Громовое колесо - страница 9

Шрифт
Интервал


Обоз двинулся дальше не сразу. Сперва мужики похоронили павших и перевязали раны тем, кто пострадал. Бабы голосили, купцы хмурились. Я старалась помогать, чем можно было, но дался мне этот эпический подвиг с трудом. Пару раз меня все же вывернуло в кустах. Смотреть на резаные раны от мечей и топоров оказалось занятием не для слабонервных.

В путь мы пустились уже ближе к вечеру. Все шли хмурые и оттого молчаливые. И на ночлег остановились задолго до темноты, благо, еще не закончились светлые северные ночи, и времени на выбор стоянки хватало. Мужики развели костер, бабы сварили вкусную похлебку. А потом все сели кругом и с наслаждением черпали в очередь из общего котла.

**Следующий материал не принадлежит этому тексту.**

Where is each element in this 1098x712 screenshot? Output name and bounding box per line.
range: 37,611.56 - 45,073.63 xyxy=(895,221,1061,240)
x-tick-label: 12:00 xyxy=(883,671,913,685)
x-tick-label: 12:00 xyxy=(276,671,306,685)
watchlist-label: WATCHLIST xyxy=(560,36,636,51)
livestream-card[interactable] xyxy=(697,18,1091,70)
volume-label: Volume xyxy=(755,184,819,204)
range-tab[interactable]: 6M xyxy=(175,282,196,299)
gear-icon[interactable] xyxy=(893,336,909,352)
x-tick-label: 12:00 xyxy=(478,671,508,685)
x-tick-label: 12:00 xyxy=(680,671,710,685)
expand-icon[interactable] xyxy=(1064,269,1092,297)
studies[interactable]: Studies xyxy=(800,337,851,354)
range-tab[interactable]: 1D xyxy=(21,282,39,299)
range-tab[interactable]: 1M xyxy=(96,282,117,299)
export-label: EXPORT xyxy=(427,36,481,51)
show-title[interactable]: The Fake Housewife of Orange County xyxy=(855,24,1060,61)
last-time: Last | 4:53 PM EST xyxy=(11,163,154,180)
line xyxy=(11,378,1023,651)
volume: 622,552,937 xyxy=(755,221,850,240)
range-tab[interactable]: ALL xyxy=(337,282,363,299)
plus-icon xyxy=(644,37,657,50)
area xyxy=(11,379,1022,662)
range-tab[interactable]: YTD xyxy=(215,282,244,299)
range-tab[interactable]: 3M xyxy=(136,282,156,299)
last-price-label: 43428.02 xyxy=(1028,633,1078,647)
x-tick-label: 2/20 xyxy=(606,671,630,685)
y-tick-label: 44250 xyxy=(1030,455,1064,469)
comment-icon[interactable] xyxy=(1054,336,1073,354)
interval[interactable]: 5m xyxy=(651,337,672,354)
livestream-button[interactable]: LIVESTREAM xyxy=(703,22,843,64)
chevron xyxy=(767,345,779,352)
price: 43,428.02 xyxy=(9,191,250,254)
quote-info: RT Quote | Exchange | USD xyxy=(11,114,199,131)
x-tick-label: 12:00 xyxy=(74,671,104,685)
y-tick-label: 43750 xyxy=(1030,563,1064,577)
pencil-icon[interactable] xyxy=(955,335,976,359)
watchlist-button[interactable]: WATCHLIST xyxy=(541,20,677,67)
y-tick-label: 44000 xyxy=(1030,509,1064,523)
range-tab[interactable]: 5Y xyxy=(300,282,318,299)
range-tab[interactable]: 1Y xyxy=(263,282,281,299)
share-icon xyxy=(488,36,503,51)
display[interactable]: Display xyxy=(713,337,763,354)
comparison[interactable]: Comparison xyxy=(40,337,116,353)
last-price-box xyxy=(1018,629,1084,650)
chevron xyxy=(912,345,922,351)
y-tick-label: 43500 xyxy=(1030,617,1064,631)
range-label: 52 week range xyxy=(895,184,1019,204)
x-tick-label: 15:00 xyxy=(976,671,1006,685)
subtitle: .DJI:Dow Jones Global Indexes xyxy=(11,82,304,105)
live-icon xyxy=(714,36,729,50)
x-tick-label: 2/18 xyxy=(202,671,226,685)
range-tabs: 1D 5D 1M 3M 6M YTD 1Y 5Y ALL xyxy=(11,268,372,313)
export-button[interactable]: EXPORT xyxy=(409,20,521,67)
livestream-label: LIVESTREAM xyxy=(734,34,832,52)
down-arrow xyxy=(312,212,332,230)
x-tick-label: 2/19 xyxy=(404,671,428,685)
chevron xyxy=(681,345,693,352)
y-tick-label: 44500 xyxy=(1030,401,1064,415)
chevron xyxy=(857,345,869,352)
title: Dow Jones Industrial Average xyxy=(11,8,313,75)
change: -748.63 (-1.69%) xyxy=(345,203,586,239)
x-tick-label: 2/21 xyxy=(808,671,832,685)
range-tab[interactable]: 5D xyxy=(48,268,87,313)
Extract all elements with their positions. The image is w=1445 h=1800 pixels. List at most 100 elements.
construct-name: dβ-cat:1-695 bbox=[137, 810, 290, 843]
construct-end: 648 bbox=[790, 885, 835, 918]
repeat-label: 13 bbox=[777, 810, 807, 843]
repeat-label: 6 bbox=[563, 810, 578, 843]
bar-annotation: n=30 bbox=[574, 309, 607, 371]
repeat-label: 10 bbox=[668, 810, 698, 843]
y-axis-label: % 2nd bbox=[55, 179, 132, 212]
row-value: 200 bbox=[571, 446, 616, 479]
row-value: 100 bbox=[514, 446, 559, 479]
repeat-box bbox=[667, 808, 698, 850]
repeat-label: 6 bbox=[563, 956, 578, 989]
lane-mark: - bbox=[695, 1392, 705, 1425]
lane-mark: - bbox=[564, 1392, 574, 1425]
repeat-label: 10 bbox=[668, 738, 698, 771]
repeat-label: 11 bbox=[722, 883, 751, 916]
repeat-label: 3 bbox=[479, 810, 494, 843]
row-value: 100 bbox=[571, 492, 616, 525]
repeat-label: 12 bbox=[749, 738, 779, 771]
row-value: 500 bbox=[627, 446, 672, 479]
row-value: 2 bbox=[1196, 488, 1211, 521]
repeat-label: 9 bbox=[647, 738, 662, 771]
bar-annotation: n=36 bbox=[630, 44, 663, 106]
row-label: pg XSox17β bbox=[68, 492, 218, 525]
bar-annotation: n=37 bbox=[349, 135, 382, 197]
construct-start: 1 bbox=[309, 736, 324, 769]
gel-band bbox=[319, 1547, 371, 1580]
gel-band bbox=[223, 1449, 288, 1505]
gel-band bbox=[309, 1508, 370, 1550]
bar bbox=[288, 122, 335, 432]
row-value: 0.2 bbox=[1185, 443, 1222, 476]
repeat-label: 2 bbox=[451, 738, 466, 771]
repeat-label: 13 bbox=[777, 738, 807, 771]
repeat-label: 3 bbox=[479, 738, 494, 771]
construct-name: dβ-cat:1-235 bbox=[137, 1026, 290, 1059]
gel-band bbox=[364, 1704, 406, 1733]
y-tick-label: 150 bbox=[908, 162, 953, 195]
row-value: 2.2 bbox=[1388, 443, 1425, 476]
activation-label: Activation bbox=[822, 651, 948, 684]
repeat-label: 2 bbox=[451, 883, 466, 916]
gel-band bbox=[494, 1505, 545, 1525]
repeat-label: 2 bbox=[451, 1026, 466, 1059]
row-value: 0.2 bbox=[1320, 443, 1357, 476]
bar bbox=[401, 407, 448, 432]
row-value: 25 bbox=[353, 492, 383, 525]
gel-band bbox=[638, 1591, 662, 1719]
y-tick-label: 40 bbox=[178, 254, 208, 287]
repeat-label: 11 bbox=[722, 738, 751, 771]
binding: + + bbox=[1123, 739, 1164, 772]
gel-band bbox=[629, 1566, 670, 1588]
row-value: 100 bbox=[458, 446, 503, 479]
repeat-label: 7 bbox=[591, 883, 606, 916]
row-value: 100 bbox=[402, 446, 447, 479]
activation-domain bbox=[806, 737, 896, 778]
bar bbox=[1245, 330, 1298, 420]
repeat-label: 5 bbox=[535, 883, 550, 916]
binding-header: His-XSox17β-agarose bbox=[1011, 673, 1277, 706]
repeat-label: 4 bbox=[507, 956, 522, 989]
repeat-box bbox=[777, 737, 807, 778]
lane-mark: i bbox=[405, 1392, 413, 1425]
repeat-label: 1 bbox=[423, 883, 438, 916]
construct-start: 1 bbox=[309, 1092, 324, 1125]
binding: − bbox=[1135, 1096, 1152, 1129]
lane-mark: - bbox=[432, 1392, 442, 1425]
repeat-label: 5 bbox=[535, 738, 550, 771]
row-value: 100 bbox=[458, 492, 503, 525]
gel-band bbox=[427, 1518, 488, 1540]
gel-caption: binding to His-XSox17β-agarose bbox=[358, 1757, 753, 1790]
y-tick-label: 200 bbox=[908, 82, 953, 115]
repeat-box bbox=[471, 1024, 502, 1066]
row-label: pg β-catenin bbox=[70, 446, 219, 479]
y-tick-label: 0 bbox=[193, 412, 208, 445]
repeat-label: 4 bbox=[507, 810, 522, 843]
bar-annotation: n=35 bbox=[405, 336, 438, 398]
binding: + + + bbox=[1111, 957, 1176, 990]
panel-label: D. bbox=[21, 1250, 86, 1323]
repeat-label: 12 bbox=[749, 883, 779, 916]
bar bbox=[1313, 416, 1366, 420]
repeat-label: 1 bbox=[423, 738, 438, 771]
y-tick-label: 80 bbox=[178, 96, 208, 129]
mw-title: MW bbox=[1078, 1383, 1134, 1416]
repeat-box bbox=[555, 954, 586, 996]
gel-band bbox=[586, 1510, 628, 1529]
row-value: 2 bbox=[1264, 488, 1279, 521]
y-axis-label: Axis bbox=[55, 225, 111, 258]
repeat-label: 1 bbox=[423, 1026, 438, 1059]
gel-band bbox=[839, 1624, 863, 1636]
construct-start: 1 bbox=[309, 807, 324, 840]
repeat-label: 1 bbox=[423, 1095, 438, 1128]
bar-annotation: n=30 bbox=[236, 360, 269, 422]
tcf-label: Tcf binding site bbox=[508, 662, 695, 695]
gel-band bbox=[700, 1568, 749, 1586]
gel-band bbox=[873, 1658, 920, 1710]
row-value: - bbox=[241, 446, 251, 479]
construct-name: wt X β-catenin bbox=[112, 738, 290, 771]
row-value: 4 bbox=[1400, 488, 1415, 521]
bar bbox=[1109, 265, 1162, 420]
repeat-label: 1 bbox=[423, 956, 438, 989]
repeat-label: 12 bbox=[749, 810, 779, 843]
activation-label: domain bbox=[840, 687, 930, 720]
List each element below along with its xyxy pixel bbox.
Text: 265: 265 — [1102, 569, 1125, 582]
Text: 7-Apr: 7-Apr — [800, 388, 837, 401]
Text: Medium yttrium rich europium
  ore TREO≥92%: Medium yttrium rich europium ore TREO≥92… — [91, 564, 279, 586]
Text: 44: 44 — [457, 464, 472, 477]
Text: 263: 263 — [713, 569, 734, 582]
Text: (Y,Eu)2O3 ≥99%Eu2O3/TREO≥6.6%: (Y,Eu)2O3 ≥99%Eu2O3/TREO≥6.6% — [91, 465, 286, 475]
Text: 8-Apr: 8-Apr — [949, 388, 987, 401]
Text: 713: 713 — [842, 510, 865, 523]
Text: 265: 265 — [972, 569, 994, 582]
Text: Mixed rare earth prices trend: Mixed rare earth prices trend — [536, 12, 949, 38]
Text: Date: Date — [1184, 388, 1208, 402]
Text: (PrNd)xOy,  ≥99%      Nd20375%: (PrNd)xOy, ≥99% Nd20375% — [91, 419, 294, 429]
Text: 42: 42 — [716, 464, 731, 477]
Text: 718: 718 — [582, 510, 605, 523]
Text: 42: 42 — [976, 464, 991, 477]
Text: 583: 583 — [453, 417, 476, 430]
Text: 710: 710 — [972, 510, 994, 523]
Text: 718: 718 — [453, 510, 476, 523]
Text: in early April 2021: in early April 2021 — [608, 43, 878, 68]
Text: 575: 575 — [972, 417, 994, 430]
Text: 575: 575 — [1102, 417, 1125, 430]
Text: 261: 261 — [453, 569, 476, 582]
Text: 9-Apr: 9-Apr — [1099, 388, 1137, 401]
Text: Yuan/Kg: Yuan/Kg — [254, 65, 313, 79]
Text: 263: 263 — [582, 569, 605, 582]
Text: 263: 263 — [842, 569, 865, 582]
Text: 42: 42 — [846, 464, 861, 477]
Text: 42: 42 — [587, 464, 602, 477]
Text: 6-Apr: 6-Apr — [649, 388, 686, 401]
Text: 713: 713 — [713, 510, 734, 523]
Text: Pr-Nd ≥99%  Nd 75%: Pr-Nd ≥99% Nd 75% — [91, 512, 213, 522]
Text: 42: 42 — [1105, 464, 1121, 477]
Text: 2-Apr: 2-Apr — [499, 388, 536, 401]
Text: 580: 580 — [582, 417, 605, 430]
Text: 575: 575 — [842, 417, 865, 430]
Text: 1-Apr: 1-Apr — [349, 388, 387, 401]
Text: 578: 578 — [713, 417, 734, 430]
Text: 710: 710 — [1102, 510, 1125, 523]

У меня аппетит после утреннего сражения пропал напрочь, но несколько ложек я себя съесть заставила. Дорога оказалась длинной и небезопасной, а силы надо было брать откуда-нибудь.

Ночь раскинулась вокруг тихая и спокойная, но мне не спалось. Я ворочалась, открывала глаза, смотрела на потемневшее бездонное звездное небо. Здесь мир ночью погружался в настоящую тьму, паразитная засветка городов не закрывала небесный свод, и миллионы звезд ярко горели высоко над головой. Такими яркими я их еще никогда не видела. Мне вспоминались дружинные Олега, их суровая ратная выучка, их смелость. Пожалуй, я им даже завидовала, все они были братьями друг другу, защищали другого как себя, а я была совсем одна. И в том мире, и в этом. Потом перед моим внутренним взором снова появился Сокол, лучник воеводы. Его темно-серые глаза все так же посмеивались из-под русой челки, глядя на мое изумление и мой несуразный для здешних мест вид. Сокол чем-то зацепил меня, восемнадцатилетнюю, еще ни разу не влюбившуюся ни в кого девчонку.

Потом я все же уснула. И приснилась мне мать. Она крепко держала меня за ладошку и поводила рукой перед собой. Краем сознания я отмечала, что у нее очень красивое длинное синее платье и светлые, почти белые косы. Я впервые видела ее так явно. Во сне вокруг тоже раскинулась глубокая ночь позднего, предосеннего лета.

– Вот, Олюшка, – говорила мать. – Это наша с тобой земля. Должно нам беречь ее и защищать.

– А те огоньки, мама? – спросила ее во сне я. – Там, наверху.

– Это наши предки, Василек, – отвечала мать. – Мы все уходим на небо по Лебединой дороге и светим потом оттуда своим родным. И я когда-нибудь буду светить тебе.